It is that time of year again, the time of year when I reminisce about some of the things that I have written and done over the past year. Last post, I talked about writing essays for On the Stump and Bitter Root. I talked about learning some of the racist history of my hometown and the massacre that occurred in 1868. I talked about the ways that the present repeats the past, because the past is never past. Before ringing in the new year, one that will hopefully be much better than the one we are leaving, I want to highlight three more things that I worked on this past year.

Rediscovering Frank Yerby: Critical Essays

This past spring, Rediscovering Frank Yerby: Critical Essays came out from the University of Press of Mississippi. This book originated way back in 2015 when I really started reading Yerby’s work. It arose out of a desire to bring Yerby’s work back to the public forefront and back into the classroom. While some in the academy, as Darwin Turner noted, tend to be ashamed of reading Yerby because he is a “pulp writer,” he has a lot to offer readers and scholars alike. I see him in relation to a long line of African American authors such as Charles Chesnutt, Paul Laurence Dunbar, Shirley Anne Williams and more who wrote what Veronica Watson calls “literature of white estrangement,” and in relation to fellow Georgian Lillian Smith. Yerby needs to be in conversation with all of these authors and more.

The edited collection does just that through an examination of multiple aspects of Yerby’s writing from the social protest aspects of his work to his interrogations of religion and Christianity.
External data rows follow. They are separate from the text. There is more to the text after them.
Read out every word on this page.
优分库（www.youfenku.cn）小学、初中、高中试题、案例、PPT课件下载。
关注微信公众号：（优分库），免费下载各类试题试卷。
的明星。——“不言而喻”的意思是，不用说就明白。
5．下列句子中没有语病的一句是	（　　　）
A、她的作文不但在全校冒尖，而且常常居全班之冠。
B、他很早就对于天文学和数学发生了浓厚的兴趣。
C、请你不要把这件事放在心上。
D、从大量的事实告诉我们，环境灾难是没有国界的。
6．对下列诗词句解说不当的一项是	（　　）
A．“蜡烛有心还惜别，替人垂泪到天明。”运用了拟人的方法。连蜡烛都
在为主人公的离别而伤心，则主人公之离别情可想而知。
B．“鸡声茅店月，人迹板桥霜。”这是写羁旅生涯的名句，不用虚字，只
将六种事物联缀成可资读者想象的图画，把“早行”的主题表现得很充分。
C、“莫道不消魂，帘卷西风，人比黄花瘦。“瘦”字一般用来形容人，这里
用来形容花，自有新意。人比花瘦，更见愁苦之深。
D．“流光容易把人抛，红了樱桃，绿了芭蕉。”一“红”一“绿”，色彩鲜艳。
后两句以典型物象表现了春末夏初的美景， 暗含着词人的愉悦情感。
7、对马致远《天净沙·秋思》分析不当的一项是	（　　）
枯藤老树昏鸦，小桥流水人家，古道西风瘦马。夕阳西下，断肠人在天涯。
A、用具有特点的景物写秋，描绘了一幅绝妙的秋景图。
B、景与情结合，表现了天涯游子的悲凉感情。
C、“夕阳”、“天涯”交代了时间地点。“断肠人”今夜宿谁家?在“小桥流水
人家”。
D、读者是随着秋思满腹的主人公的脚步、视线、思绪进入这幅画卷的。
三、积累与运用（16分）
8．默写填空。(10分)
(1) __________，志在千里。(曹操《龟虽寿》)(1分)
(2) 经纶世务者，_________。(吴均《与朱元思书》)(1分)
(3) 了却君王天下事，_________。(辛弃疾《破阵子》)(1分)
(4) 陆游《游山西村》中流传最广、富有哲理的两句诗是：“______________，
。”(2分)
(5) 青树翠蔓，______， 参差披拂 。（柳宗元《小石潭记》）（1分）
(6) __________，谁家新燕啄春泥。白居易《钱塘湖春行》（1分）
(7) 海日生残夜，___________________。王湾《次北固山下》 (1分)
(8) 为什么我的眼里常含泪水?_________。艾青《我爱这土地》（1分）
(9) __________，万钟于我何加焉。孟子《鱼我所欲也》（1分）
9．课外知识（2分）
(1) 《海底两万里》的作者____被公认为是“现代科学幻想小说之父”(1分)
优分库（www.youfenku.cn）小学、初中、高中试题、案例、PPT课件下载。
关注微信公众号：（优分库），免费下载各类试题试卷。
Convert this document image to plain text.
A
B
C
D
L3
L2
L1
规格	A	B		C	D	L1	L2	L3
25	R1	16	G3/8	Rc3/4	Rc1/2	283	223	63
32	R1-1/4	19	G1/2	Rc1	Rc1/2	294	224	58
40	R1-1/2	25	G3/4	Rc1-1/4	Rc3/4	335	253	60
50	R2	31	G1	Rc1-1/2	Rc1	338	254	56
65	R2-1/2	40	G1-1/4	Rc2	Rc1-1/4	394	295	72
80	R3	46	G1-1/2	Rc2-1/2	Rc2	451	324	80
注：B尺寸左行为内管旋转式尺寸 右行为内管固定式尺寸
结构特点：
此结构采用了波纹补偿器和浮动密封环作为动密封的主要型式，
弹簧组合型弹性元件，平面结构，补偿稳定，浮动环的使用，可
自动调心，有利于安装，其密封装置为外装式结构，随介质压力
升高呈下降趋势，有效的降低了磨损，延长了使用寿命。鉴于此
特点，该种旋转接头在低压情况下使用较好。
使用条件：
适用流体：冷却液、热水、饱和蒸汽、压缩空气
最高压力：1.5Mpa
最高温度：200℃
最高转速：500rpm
With this spectrum, the contributors to the collection position Yerby as an important literary figure of the mid to late 2twentieth century, a figure who worked alongside writers such as Dorothy West, Arna Bontemps, Langston Hughes, and Richard Wright. The essays challenge Robert Bone’s argument that Yerby was nothing more than the “prince of pulpsters,” and they highlight his continued relevance in the interrogation and illumination of whiteness.

Dope with Lime

“Dope with Lime” is the podcast I started at the Lillian E. Smith Center. Since December of 2020, we have recorded and published eleven episodes over two seasons. The name comes from the column that Smith wrote for the journal her and Paula Snelling published between 1936 and 1945. The column allowed Smith, as Rose Gladney points out, to be pointed and witty, and it has an almost blog like nature to it. It was a space where Smith could let loose a little, showcasing her biting humor and wit.

Over the past year, I have talked with guests about a wide range of topics from the personal journey that Karen Branan took in writing about her family’s connection to a lynching in Georgia in The Family Tree to exploring the ways that comics and Lillian Smith intersect with Donna-Lyn Washington and Chuck Brown. I spoke with guests such as Nicole Robinson about her work as a Narrative Medicine Coordinator and her time at the LES Center working on her own writing. I’ve talked with Jaleesa Harris about teaching and pedagogy and the importance of representation in the texts we teach and in the classroom. All of these conversations have been informative and engaging, providing different viewpoints on a myriad of topics. I have guests lined up for upcoming episodes, so make sure to stay tuned to the LES Center’s social media feeds for updates.

Graphic Memoir Project

Every semester, I try to do something new with students in my classroom. Over the past few years, I’ve been moving away from the traditional essay/research paper assignment towards projects where students can take what they have learned and discussed and create whatever they want. Last spring, I centered my composition class around graphic memoirs, and for the final project, I had students create their own graphic memoirs. Along with the graphic memoir, students had to produce a 500 artistic statement, basically a statement discussing the choices they made and the sources that influenced their final project.

When I assign a new project in classes, I make sure that I do it right alongside students, either before the semester or during the semester. I do not want my students to do something that I have not done before. For this project, I made a short graphic memoir about Lillian Smith, and I walked them through my process from choosing the app that I chose to structuring the text itself. Walking my students through the process helped me think about how to tweak this assignment when I do it again, but more importantly it showed my students that I was learning right alongside them.

I had never made a graphic memoir or comic before. I had only read and analyzed them up to that point. The project required me to do what I want students to do, take the knowledge they learn from the readings (both the graphic memoirs themselves and from comics scholarship) and apply that knowledge to their own projects, creating something from what they learn. The pandemic hindered this project some because we had to shift online halfway through the semester, but the end results from students were awesome. Some, like me, used apps that allow you to insert pictures into pre-structured page layouts while others illustrated their own texts. No matter what process they chose, they created graphic memoirs. We stepped out of our comfort zones, using the knowledge we acquired to create texts that didn’t just regurgitate information but instead took information and molded it into its own creation.

These are the types of projects I enjoy having student do for my courses. They place all of us on the same level in the class because we are all learning and creating together. We are, essentially, producing knowledge and art alongside one another. For me, this is education. This is pedagogy. This is what we should be doing. As Kevin Gannon puts it, “I am their ally, and learning is our mutual goal.”